Hot Ones

I am addicted to an internet, YouTube, show called The Hot Ones, on the channel First We Feast. It’s hosted by a Chicagoan named Sean Evans, and it’s all about eating hot wings.

Every week, there is a different guest star from any genre; athletes, actors, singers, dancers, comedians, etc. Each is encouraged to eat 10 hot chicken wings that have been bathed in sauces with varying degrees of heat, from, lets say 200 Scoville heat units, (SHU), to over 2,000,000 units. They can bring anything they need with them to help them get through the ordeal, though bottomless glasses of milk, and water are provided.

The impetus for them to do this is that, after eating, and surviving all 10 wings, they roll out the red carpet, and they have 30 seconds of uninterrupted YT time to tell whomever is watching what they have coming up in their future; future events, albums, movies, etc. If they check out, clock out, get up and leave, they only get 15 seconds; except anyone that leaves just leaves. So far, I’m only on season 5, I’ve only seen 1 person leave. He was one of the first 2 of the first season.

As I said earlier, it is terribly addicting, in the same way that Dexter was addicting, watching him kill people, though justifiably. They are all lured into a false sense of security by the first 4 wings which are all, more or less, less than 6,000 SHU’s, less than the heat of a jalapeño. By the fifth wing, though, it all starts to go downhill.

During all of this, with each wing, the guest is asked a question that Sean wants them to answer. There is a short segment, around wings 4, & 5, where he has a laptop brought to him, (only 11 folks on staff, a very small, dark set, and even smaller budget), he calls it “Explain that Gram”, when he shows different photos from the guests Instagram page, and asks for a deeper explanation of said photo.

Many realize that, all of a sudden, their teeth hurt, or their hair hurts; some have said that they no longer feel their tongue, or their face; everything above the front of their shirt hurts. More often than not, almost all stop talking.

By the 7th , 8th, and 9th wings, usually about 20,000 – 2,500,000 SHU’s, multiple times hotter than a jalapeño, only a few can still think, listen, or talk coherently.
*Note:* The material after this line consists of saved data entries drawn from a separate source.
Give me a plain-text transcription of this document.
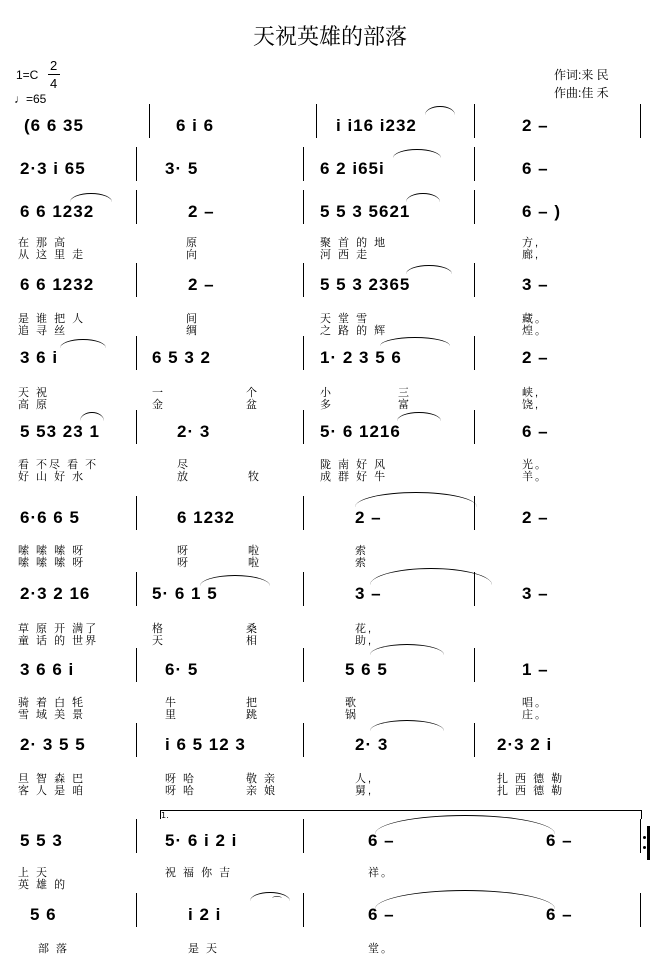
天祝英雄的部落
1=C
2
4
♩=65
作词:来 民
作曲:佳 禾
(6 6 35	6 i 6	i i16 i232	2 –
2·3 i 65	3· 5	6 2 i65i	6 –
6 6 1232	2 –	5 5 3 5621	6 – )
6 6 1232	2 –	5 5 3 2365	3 –
3 6 i	6 5 3 2	1· 2 3 5 6	2 –
5 53 23 1	2· 3	5· 6 1216	6 –
6·6 6 5	6 1232	2 –	2 –
2·3 2 16	5· 6 1 5	3 –	3 –
3 6 6 i	6· 5	5 6 5	1 –
2· 3 5 5	i 6 5 12 3	2· 3	2·3 2 i
5 5 3	5· 6 i 2 i	6 –	6 –
5 6	i 2 i	6 –	6 –
在 那 高	原	聚 首 的 地	方,
从 这 里 走	向	河 西 走	廊,
是 谁 把 人	间	天 堂 雪	藏。
追 寻 丝	绸	之 路 的 辉	煌。
天 祝	一	个	小	三	峡,
高 原	金	盆	多	富	饶,
看 不尽 看 不	尽	陇 南 好 风	光。
好 山 好 水	放	牧	成 群 好 牛	羊。
嗦 嗦 嗦 呀	呀	啦	索
嗦 嗦 嗦 呀	呀	啦	索
草 原 开 满了	格	桑	花,
童 话 的 世界	天	相	助,
骑 着 白 牦	牛	把	歌	唱。
雪 域 美 景	里	跳	锅	庄。
旦 智 森 巴	呀 哈	敬 亲	人,	扎 西 德 勒
客 人 是 咱	呀 哈	亲 娘	舅,	扎 西 德 勒
上 天	祝 福 你 吉	祥。
英 雄 的
部 落	是 天	堂。
1.
⌒
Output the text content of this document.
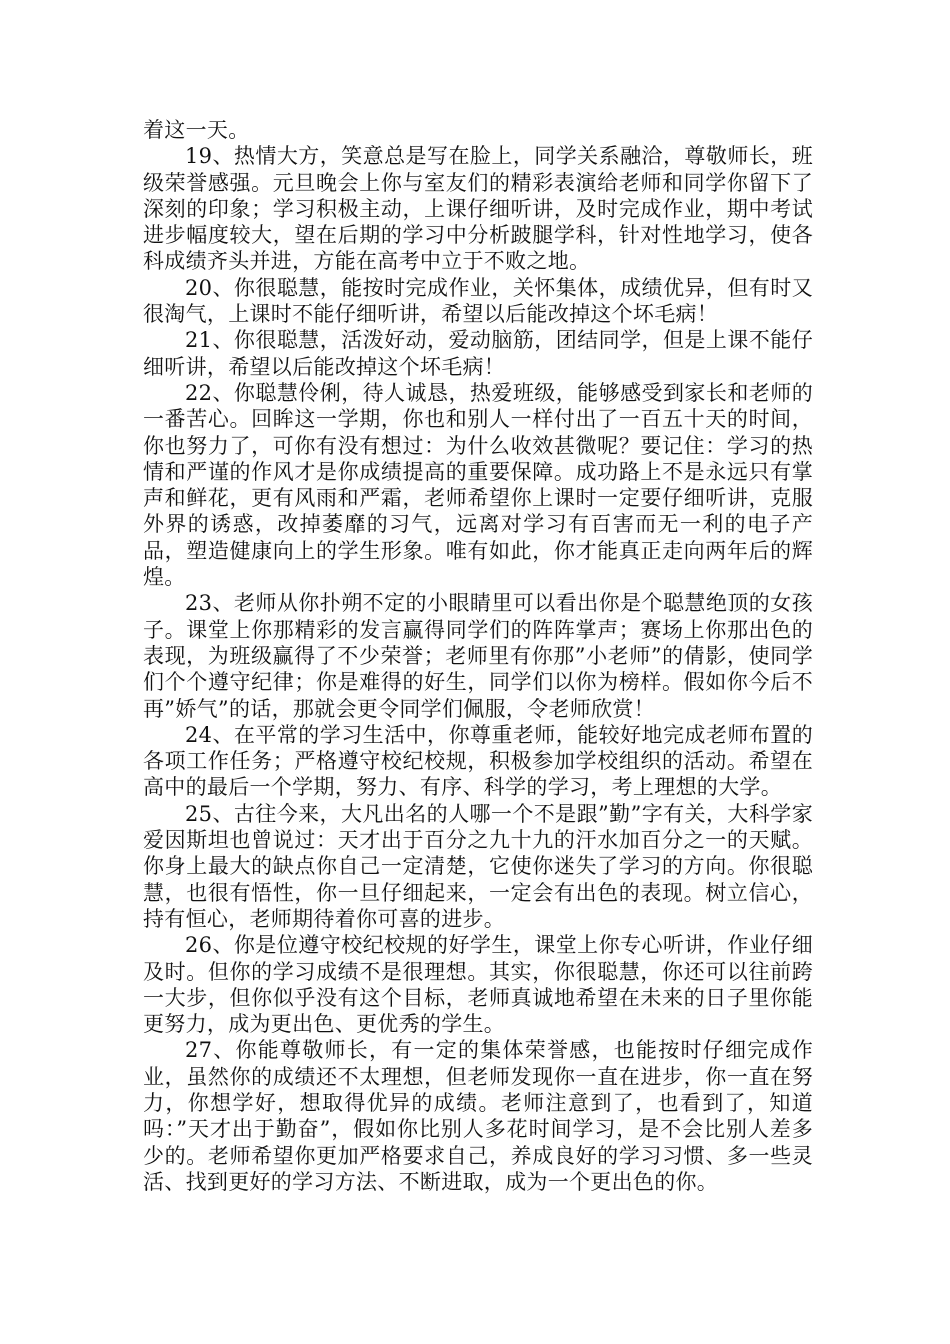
着这一天。

19、热情大方，笑意总是写在脸上，同学关系融洽，尊敬师长，班级荣誉感强。元旦晚会上你与室友们的精彩表演给老师和同学你留下了深刻的印象；学习积极主动，上课仔细听讲，及时完成作业，期中考试进步幅度较大，望在后期的学习中分析跛腿学科，针对性地学习，使各科成绩齐头并进，方能在高考中立于不败之地。

20、你很聪慧，能按时完成作业，关怀集体，成绩优异，但有时又很淘气，上课时不能仔细听讲，希望以后能改掉这个坏毛病！

21、你很聪慧，活泼好动，爱动脑筋，团结同学，但是上课不能仔细听讲，希望以后能改掉这个坏毛病！

22、你聪慧伶俐，待人诚恳，热爱班级，能够感受到家长和老师的一番苦心。回眸这一学期，你也和别人一样付出了一百五十天的时间，你也努力了，可你有没有想过：为什么收效甚微呢？要记住：学习的热情和严谨的作风才是你成绩提高的重要保障。成功路上不是永远只有掌声和鲜花，更有风雨和严霜，老师希望你上课时一定要仔细听讲，克服外界的诱惑，改掉萎靡的习气，远离对学习有百害而无一利的电子产品，塑造健康向上的学生形象。唯有如此，你才能真正走向两年后的辉煌。

23、老师从你扑朔不定的小眼睛里可以看出你是个聪慧绝顶的女孩子。课堂上你那精彩的发言赢得同学们的阵阵掌声；赛场上你那出色的表现，为班级赢得了不少荣誉；老师里有你那”小老师”的倩影，使同学们个个遵守纪律；你是难得的好生，同学们以你为榜样。假如你今后不再”娇气”的话，那就会更令同学们佩服，令老师欣赏！

24、在平常的学习生活中，你尊重老师，能较好地完成老师布置的各项工作任务；严格遵守校纪校规，积极参加学校组织的活动。希望在高中的最后一个学期，努力、有序、科学的学习，考上理想的大学。

25、古往今来，大凡出名的人哪一个不是跟”勤”字有关，大科学家爱因斯坦也曾说过：天才出于百分之九十九的汗水加百分之一的天赋。你身上最大的缺点你自己一定清楚，它使你迷失了学习的方向。你很聪慧，也很有悟性，你一旦仔细起来，一定会有出色的表现。树立信心，持有恒心，老师期待着你可喜的进步。

26、你是位遵守校纪校规的好学生，课堂上你专心听讲，作业仔细及时。但你的学习成绩不是很理想。其实，你很聪慧，你还可以往前跨一大步，但你似乎没有这个目标，老师真诚地希望在未来的日子里你能更努力，成为更出色、更优秀的学生。

27、你能尊敬师长，有一定的集体荣誉感，也能按时仔细完成作业，虽然你的成绩还不太理想，但老师发现你一直在进步，你一直在努力，你想学好，想取得优异的成绩。老师注意到了，也看到了，知道吗：”天才出于勤奋”，假如你比别人多花时间学习，是不会比别人差多少的。老师希望你更加严格要求自己，养成良好的学习习惯、多一些灵活、找到更好的学习方法、不断进取，成为一个更出色的你。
They are perspiring, swearing, allowed on the internet, (strong language advisory), and funny as anything, drinking whatever they can get ahold of, and staring off into space.

Before eating the 10th incredibly hot, and dabbed chicken leg, Sean takes the last bottle of hellishly fiery sauce, shakes it, and tells them it’s a tradition to “dab” the wing with the last, and hottest sauce.

After the heat starts to kick in, Sean asks the deepest question that he, and the viewers who actually know these people probably really want to know. Most guests are numb, both mentally, and vocally.

Sean also eats these wings, all spiced, as for the guests, at least weekly; sometimes several times weekly. His skill, as an interviewer, at asking very interesting questions is his call to fame; the guests are appreciative of his ability to dig deep into their stories to find out interesting things about each of them.

It’s funny, too, that by season 3, many of the guests had watched their friends on the show, so they sort of knew what was coming. Many actually were looking forward to the challenge, trying to finish, like so, and so did. Too funny.

I have to tell you honestly, that I laugh until I’ve got tears in my eyes. I feel a trifle badly that I laugh at their pain, but I’ve felt some of that pain. When we eat a salsa that someone else has made, and has habanero, or manzano chiles in it, and we are unaware, WOW! It lights your mouth on fire. So I do appreciate what they are going through.

It’s still funny as Hell. Watch it, and let me know what you think.

Until next we meet, stay happy, healthy, and safe. Wash, cover, and protect yourselves.

Post script: several guests get rid of the bottle from Da’Bomb. It’s nothing more than heat, there’s no taste. It’s in the middle range of SHU’s at 135,000, but NO ONE likes it, or thinks it’s needed in the lineup. It’s kept as the middle sauce from which to proceed.